~This post courtesy Cassie Nespor, Curator, Maag Library University Archives and Special Collections at Youngstown State University
The Melnick Medical Museum at Youngstown State University is a small medical history museum that focuses on preserving and promoting the medical history of the Mahoning Valley. In addition to preserving tools, documents, and photographs, the museum has a complete collection of the monthly bulletin published by the county medical society starting in 1931 and continuing (quarterly) today. The scope of the Bulletin extends even further into the past through an early series called “Biographies of the Living.” These journals have been a valued resource for me as a curator and sole employee of the Museum. I have used them to research the leaders and members of the local medical community for exhibits and outreach programs. This local information helps visitors relate to the stories in the museum. I also use the Bulletins to answer reference questions about old doctors in Youngstown and research donors of artifacts in the museum’s collection.

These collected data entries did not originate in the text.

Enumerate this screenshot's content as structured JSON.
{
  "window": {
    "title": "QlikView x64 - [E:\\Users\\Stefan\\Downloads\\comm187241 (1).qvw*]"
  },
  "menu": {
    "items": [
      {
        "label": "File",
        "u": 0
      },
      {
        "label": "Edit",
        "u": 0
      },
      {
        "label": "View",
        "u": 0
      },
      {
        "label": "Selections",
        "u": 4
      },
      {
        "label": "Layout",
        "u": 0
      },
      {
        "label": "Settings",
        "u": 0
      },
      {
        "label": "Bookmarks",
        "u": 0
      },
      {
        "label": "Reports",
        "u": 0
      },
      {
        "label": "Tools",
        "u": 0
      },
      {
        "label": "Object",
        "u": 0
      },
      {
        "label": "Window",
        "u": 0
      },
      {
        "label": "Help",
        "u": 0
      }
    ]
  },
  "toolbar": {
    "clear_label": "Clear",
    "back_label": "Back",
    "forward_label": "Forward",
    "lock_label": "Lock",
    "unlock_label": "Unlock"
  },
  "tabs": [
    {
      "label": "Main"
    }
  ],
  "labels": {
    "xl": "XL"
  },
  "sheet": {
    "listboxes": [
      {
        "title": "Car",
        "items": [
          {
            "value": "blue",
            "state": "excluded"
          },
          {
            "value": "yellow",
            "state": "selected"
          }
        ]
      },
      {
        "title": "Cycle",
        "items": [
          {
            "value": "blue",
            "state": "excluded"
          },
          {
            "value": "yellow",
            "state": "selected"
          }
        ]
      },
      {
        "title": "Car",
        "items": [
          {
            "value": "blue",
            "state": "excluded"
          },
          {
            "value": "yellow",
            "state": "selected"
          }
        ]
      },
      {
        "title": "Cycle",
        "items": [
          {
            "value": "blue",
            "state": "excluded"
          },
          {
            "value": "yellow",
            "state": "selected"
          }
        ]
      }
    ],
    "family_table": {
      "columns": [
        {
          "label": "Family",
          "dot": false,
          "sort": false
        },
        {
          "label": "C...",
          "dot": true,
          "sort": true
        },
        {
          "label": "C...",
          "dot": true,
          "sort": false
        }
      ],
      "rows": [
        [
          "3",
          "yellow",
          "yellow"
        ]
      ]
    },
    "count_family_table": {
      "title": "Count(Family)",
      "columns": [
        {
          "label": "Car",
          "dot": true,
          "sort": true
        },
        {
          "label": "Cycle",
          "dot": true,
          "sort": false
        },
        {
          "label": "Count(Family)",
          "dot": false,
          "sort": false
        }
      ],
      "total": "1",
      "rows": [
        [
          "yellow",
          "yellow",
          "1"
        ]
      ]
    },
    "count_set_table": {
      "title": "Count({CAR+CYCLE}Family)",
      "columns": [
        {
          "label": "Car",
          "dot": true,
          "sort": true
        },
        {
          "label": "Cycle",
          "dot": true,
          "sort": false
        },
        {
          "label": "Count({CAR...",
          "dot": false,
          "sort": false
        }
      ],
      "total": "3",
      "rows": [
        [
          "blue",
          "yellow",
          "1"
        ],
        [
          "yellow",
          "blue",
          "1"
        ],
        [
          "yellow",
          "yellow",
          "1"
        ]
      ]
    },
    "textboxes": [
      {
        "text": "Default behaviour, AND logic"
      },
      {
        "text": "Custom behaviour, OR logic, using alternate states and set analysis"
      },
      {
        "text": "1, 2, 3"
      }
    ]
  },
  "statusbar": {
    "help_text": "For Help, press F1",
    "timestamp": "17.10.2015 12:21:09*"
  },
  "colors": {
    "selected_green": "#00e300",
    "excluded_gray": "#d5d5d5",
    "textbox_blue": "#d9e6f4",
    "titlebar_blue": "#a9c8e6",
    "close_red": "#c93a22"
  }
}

In 2014, we started the process to digitize the Bulletins. The Mahoning County Medical Society agreed to let the Medical Museum publish their Bulletin on the University’s digital archives – Digital.Maag. We scanned issues from their collection to fill in some small gaps in the Museum’s collection. Dr. John Melnick (1928- 2008), the founder of the Medical Museum in 1985, was an active member of the Medical Society and also served a term as editor of the Bulletin. The Medical Society added a link from their website to the University’s online repository so that their current members would have easy access to past issues of their Bulletin. Over two years, we were able to upload the first 25 years of the Bulletin to Digital.Maag. These magazines are a wonderful source of local medical and health history. The Bulletins have articles about physicians receiving awards and doing research, local hospital news, information about public health services, and advertisements for local health-related products and businesses. As I wrote abstracts for each issue, I learned how the local medical community handled childhood immunizations and payment by indigent patients during the Depression. A perfect example is this article “Our Opportunity for Public Approval” by Dr. H.E. Hathhorn in the April 1935 issue.
This was helpful, but Digital.Maag could not provide full text searching of the entire digital collection. When I learned about the State Medical Society journal collection on the Medical Heritage Library, I felt justified in the value I placed in the county medical society publication and I continued my efforts to make them more useful for research through our site. Last summer, I met Melissa Grafe at a conference and she encouraged me to add the digitized collection to the Medical Heritage Library. I worked with Hanna Clutterbuck-Cook over the fall to upload the first batch to the Internet Archive.
Within a week of the full-text search capability becoming live, I started using the collection for research I was doing into the doctors who served in the World War I Base Hospital 31 from Youngstown. It was wonderful! It was so easy to trace members’ activities in the Medical Society and in the community. It provided those personal details that I needed to make these men come alive. For example, this remembrance printed for Dr. Sidney McCurdy by a fellow doctor in November 1944.
Our next step is to upload the next 25 years (1957-1982), which will probably be ready this Spring. This collection will continue to be useful to me, providing insight into the lives and work of doctors in the Youngstown area. It will also be a valuable resource to other researchers, documenting how national laws, trends, and medical advancements trickled down to affect the daily lives of doctors and patients.